Buku ini merupakan kumpulan karya para jurnalis yang mengikuti pelatihan “Peliputan Agama yang Berperspektif Pluralisme”, sebagai bagian dari upaya media menjawab tantangan bagaimana mereprentasikan agama dalam media yang toleran dan damai. Dalam kalimat pengantar dalam buku ini disebutkan bahwa kecenderungan media dalam liputan keagamaan, antara lain: pertama, liputan agama umumnya masih fokus pada kegiatan ritual dan perayaan keagamaan, institusi keagamaan. Kedua, cenderung fokus pada pada peristiwa konflik Liputan keagamaan biasanya sangat sensasional atau penuh dramatisasi. Ketiga, media masih sering melakukan labelisasi terhadap kelompok agama atau aliran tertentu. Keempat, media kurang memberikan tempat pada kelompok-kelompok minoritas kalaupun memberikan tempat, maka itu adalah kelompok minoritas ekslusif yang cenderung menyebarkan kebencian dan kekerasan dan tindakan lainnya yang mampu menarik perhatian media Karena dianggap mempunyai nilai berita.

Media menghindari peliputan agama secara mendalam karena dipandang sensitive dan berisiko.

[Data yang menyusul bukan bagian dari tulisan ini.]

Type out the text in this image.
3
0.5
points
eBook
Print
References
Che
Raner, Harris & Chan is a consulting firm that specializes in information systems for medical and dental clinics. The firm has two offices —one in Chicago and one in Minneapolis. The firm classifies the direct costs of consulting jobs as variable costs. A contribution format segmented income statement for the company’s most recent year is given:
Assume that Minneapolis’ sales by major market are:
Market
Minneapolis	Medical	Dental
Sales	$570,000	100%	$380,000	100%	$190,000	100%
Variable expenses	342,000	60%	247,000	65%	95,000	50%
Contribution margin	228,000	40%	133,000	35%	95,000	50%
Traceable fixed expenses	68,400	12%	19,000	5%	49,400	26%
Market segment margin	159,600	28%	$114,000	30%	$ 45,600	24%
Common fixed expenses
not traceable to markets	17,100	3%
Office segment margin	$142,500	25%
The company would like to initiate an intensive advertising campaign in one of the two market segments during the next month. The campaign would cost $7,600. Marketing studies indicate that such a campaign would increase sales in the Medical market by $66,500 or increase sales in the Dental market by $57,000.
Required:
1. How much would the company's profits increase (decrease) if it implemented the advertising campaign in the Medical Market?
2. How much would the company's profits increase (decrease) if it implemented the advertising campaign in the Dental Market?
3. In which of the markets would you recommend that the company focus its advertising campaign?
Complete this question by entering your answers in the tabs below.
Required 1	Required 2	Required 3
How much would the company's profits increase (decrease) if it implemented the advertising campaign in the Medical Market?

Miskinnya kedalaman dalam peliputan agama antara lain karena umumnya media cenderung memarjinalkan liputan agama dan tidak memberikan dukungan pengembangan profesionalisme jurnalis dalam peliputan agama.  Sehingga banyak jurnalis yang kurang memiliki pemahaman dan keterampilan khususnya dalam peliputan agama.

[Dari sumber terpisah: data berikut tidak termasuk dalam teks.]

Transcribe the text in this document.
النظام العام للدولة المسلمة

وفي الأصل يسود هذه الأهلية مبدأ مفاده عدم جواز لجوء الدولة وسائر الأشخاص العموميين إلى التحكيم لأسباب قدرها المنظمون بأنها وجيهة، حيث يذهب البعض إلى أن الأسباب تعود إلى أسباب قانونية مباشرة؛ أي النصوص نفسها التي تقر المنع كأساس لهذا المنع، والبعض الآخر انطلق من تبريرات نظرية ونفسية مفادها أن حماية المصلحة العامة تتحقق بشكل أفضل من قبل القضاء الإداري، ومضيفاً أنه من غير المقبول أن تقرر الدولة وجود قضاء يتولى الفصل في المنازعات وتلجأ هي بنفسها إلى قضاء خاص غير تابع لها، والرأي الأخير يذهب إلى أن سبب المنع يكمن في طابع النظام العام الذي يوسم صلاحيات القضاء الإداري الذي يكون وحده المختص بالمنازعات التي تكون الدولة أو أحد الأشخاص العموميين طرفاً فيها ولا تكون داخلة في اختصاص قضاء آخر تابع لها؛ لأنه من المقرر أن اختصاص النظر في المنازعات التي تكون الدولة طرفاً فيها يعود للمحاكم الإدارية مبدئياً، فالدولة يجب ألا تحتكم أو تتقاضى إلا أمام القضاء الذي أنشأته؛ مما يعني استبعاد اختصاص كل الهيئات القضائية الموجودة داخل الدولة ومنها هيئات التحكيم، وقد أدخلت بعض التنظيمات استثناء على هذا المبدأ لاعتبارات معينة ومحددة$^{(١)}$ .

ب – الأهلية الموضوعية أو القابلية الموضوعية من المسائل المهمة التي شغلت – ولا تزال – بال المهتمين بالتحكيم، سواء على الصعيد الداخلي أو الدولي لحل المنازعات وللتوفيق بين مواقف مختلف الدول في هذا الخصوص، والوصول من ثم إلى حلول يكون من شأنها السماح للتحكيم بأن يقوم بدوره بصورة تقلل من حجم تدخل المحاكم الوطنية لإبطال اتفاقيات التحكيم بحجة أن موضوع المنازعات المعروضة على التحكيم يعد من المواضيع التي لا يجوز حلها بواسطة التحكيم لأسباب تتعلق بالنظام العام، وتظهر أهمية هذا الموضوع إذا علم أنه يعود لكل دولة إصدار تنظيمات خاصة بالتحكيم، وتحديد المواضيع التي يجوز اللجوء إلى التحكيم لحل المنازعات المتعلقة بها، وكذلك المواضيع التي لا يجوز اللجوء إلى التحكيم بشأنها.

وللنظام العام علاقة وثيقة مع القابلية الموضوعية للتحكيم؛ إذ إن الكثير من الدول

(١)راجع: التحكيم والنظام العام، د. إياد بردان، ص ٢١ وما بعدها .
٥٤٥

Seharusnya sebagai seorang jurnalis wajib memiliki nilai etis ketika menyampaikan fakta melalui medianya. Fakta jurnalistik tidak hadir dengan sendirinya di hadapan jurnalis. Menurut Idy Subandy: Fakta jurnalistik hadir lewat intervensi jurnalis dalam memilih peristiwa, memilih narasumber, memilih pertanyaan yang diajukan, memilih kalimat yang dikutip, memilih halaman mana yang akan diisi berita dan seterusnya.

Berdasarkan sebuah studi yang dilakukan pada jaringan televisi di Amerika. Dari 18.000 berita yang ditayangkan pada berita malam jaringan televisi tahun 1993, hanya 212 berkaitan dengan agama. Islam hanya mendapat 5 berita, yahudi 3 berita.

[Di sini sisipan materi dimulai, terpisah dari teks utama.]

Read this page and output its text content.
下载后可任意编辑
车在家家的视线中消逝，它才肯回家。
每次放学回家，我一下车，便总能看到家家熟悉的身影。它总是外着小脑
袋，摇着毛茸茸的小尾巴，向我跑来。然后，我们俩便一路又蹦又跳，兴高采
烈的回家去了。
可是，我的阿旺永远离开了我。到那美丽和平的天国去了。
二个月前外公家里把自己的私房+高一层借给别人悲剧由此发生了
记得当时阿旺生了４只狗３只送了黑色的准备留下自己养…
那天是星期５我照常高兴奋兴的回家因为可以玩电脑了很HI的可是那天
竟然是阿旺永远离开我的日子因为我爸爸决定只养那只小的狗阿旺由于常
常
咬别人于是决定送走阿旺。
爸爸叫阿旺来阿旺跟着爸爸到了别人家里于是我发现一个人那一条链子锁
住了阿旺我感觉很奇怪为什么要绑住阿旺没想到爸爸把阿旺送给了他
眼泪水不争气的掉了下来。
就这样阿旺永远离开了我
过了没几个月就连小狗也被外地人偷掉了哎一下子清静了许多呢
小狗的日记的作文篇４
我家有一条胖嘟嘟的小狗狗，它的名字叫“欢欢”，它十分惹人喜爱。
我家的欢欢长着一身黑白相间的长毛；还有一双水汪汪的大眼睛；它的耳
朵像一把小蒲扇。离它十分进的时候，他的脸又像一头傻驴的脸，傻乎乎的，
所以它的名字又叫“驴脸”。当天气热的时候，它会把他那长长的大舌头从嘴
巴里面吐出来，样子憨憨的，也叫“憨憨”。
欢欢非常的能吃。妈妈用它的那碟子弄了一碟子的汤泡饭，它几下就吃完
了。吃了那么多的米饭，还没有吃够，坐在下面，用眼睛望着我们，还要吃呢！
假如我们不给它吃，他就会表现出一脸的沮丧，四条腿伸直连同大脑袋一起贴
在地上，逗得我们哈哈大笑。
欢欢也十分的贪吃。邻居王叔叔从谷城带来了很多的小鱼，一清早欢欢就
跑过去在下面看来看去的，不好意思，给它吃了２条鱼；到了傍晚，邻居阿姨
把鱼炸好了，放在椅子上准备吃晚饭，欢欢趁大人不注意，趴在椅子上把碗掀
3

Dalam buku ini juga disebutkan bahwa hubungan media dan agama, pada level tertentu ditentukan oleh kenyataan bahwa kini media merupakan konteks dimana hubungan social dan kultural berlangsung dan representasi dibuat. Dalam pandangan yang berbeda disebutkan bahwa media sebagai sejenis cermin budaya atau forum budaya melalui mana relasi-relasi penting dalam budaya ditayangkan, diperdebatkan, diartikulasikan, dan dinegosiasikan. Pandangan ini berbeda dengan pandangan paradigma dominan dalam teori media yang menekankan mengenai efek media, ketimbang hubungannya dengan, atau tertanam dalam budaya. Realitas kenyataan bahwa masyarakat Indonesia hidup dalam kemajemukan namun fakta social yang terjadi masih saja lebih memilih dan bahkan memaksa untuk seragam ketimbang menjadi beragam.

Karya para jurnalis yang telah mengikuti pelatihan ini berupaya membingkai beritanya dalam perspektif pluralisme, baik dari segi pemilihan isu/topic, sudut pandang, maupun sumber beritanya. Terdapat 11 tulisan dalam buku ini. Beberapa yang menarik menurut saya, antara lain:
1.      Agamaku Noaulu.
Pada tulisan ini jurnalis mencoba mengangkat cerita tentang suku Noaulu di Pulau Seram, Maluku. Suku Noaulu tetap menjalankan keyakinannya sampai dengan saat ini.  Namun, karena agama, orang Noaulu mengalami diskriminasi dari hal pendidikan agama di sekolah, pencatatan kependudukan, pencatatan pernikahan, pencatatan kelahiran yang mewajibkan mereka untuk memilih salah satu agama yang sudah diakui oleh Negara ini. Untuk dapat menembus birokrasi administrasi, sebagai strategi, sebagian orang Noaulu memakai agama Hindu dan sebagian lagi memakai animism. Kendati keyakinan dan tata cara peribadatan berbeda sama sekali.
Padahal secara konstitusi, negara menjamin kebebasan beragama di Indonesia. Sehingga Negara seharusnya bersikap adil pada semua penganut agama dan kepercayaan yang hidup di Negara ini.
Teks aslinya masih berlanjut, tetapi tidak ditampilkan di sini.